Elon Musk has placed X at the heart of his relationship with Donald Trump. But what will happen if the two volatile men fall out?Photograph: Klyona/Alamy

Was that the week that marked the death of X? The platform formerly regarded as a utopian market square for exchanging information has suffered its largest exodus to date.

Bluesky, emerging as X’s newest rival, has amassed 16 million users, including 1 million in the course of 24 hours last week. Hundreds of thousands of people have quit the former Twitter since Donald Trump’s election victory on 6 November.

The catalyst is X’s owner, Elon Musk, the world’s richest man, who transformed the social media site and used it as a megaphone to blast Trump into the White House.

The US president-elect said Musk would head the new Department of Government Efficiency, the acronym for which, Doge, is a pun on the dog internet meme and the Dogecoin cryptocurrency, started as a joke by its creators, which jumped in value after Musk dubbed it “the people’s cypto” in 2021.

Musk now sits at the heart of the US government, yet requires no Senate approval for his actions and can continue to work in the private sector.

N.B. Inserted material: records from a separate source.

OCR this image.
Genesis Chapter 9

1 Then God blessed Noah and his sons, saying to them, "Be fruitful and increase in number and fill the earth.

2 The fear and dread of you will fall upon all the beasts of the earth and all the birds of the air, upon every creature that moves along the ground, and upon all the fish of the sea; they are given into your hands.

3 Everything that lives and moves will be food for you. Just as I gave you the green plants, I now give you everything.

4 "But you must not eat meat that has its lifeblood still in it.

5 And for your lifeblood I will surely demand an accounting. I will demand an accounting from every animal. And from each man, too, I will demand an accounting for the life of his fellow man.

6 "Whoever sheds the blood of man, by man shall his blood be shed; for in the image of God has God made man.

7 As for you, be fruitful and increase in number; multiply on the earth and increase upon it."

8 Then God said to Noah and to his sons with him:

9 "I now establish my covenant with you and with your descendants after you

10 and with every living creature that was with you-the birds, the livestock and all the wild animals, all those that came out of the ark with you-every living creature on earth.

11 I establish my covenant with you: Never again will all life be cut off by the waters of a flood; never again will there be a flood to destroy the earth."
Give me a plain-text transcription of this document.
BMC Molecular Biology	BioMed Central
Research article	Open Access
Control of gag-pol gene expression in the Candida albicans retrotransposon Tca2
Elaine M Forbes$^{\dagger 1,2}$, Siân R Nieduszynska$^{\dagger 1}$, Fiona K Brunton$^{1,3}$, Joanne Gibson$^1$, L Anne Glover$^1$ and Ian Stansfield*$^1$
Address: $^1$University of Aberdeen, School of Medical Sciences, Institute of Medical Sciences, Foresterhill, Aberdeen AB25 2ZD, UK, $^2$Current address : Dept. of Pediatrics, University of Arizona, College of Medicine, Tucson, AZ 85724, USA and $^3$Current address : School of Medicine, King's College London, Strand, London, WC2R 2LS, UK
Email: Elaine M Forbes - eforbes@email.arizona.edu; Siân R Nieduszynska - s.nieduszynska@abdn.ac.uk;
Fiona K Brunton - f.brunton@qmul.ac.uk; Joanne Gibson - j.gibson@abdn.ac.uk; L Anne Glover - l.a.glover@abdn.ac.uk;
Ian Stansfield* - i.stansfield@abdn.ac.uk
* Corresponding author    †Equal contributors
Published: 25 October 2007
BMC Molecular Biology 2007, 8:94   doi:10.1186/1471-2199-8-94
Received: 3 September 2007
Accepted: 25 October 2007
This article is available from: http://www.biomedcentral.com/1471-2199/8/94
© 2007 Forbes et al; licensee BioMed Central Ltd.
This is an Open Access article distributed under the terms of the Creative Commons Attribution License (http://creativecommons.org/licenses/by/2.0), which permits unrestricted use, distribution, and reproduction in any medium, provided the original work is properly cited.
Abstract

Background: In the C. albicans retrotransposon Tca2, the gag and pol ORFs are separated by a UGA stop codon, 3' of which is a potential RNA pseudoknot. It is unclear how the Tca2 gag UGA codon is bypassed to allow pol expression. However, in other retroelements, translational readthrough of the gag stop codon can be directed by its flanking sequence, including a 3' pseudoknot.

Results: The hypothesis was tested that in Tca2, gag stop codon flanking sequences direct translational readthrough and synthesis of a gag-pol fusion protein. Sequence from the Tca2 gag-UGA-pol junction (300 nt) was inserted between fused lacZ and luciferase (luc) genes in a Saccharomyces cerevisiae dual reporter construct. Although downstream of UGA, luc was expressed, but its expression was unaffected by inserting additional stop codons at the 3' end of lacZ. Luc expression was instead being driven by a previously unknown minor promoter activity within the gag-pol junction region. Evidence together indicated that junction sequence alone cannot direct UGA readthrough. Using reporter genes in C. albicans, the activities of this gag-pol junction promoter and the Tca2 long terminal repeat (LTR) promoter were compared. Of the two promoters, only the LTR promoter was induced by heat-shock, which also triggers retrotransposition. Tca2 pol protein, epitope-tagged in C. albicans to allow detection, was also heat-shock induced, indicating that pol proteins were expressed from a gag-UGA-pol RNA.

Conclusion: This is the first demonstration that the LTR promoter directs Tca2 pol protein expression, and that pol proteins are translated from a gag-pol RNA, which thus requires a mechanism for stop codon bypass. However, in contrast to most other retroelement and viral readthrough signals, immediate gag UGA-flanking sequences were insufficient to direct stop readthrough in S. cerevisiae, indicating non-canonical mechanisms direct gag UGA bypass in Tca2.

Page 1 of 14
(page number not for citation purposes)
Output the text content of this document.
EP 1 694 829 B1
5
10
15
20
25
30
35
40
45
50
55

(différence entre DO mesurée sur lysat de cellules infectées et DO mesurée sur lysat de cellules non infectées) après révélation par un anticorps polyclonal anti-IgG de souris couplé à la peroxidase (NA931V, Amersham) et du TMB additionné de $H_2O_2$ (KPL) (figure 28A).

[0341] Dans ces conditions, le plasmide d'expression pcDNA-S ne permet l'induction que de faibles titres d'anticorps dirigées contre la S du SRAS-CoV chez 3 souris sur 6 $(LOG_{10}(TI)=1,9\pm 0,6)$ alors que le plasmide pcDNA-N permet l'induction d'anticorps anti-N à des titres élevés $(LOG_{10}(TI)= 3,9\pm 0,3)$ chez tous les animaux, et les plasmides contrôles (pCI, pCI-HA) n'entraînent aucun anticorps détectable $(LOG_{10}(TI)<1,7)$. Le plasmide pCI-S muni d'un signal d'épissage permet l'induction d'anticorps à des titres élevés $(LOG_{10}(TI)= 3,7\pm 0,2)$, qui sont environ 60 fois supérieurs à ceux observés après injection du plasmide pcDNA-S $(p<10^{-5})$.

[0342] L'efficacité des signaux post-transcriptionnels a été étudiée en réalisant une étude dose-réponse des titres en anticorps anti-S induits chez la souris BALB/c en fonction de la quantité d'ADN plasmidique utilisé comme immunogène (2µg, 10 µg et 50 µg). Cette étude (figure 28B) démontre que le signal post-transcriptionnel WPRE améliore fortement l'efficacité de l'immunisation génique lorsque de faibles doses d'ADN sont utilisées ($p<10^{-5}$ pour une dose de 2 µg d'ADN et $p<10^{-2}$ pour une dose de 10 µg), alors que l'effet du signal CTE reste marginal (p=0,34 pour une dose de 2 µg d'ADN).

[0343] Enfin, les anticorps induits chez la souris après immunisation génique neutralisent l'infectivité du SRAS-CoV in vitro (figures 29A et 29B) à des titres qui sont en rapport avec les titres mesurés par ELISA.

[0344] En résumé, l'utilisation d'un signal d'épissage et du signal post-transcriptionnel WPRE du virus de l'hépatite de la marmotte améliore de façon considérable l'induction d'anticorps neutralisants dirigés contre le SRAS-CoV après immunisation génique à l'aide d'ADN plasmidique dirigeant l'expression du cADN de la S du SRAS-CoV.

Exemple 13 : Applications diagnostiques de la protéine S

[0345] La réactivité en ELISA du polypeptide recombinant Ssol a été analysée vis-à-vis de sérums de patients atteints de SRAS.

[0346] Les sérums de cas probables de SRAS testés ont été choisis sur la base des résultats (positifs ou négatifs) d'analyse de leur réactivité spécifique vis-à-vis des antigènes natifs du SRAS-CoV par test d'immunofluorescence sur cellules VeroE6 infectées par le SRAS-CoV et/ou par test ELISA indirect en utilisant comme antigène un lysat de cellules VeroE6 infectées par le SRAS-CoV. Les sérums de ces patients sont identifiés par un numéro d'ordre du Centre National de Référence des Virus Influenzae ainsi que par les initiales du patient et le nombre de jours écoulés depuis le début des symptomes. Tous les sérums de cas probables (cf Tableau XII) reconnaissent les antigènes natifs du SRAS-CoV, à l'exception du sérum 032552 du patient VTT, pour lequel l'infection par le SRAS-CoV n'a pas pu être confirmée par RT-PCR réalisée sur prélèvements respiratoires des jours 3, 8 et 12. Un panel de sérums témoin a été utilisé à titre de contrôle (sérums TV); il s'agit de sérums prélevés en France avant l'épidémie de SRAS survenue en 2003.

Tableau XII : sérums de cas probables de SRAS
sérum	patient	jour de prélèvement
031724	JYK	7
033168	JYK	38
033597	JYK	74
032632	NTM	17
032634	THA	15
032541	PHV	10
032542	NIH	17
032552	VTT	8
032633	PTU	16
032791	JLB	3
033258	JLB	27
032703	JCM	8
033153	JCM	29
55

He’s allowed to keep X and his 204 million followers, as well as head his electric car company Tesla and rocket company SpaceX. For the first time in history, a big tech billionaire is now shaping democracy not just indirectly, via his media, but directly.

“I’m not aware of any precedent for this approach,” said Rob Enderle, president of the technology analyst firm Enderle, who has worked with companies including Microsoft, Sony and Dell.

As recently as 2022, Musk tweeted that “for Twitter to deserve public trust, it must be politically neutral, which effectively means upsetting the far right and the far left equally.” He tweeted that “Trump would be 82 at end of his term, which is too old to be chief executive of anything, let alone the United States of America.”

Months later, when Musk bought Twitter for $44bn, he fired content moderators and charged for account verification, which meant people could buy influence. Twitter was rebranded to X, shed millions of users and reinstated Trumps’s account, suspended after the White House insurrection in January 2021.

The proliferation on X of alt-right diatribe, hate speech and bots, as well as Musk’s own clash with the UK government during the riots in August, have led to mounting disquiet among X users. The Guardian and Observer announced last week that their presence on the site was now untenable and they would no longer post. Stephen King, the author, left, saying it had become “too toxic”. Oscar-winners Barbra Streisand and Jamie Lee Curtis have departed the platform.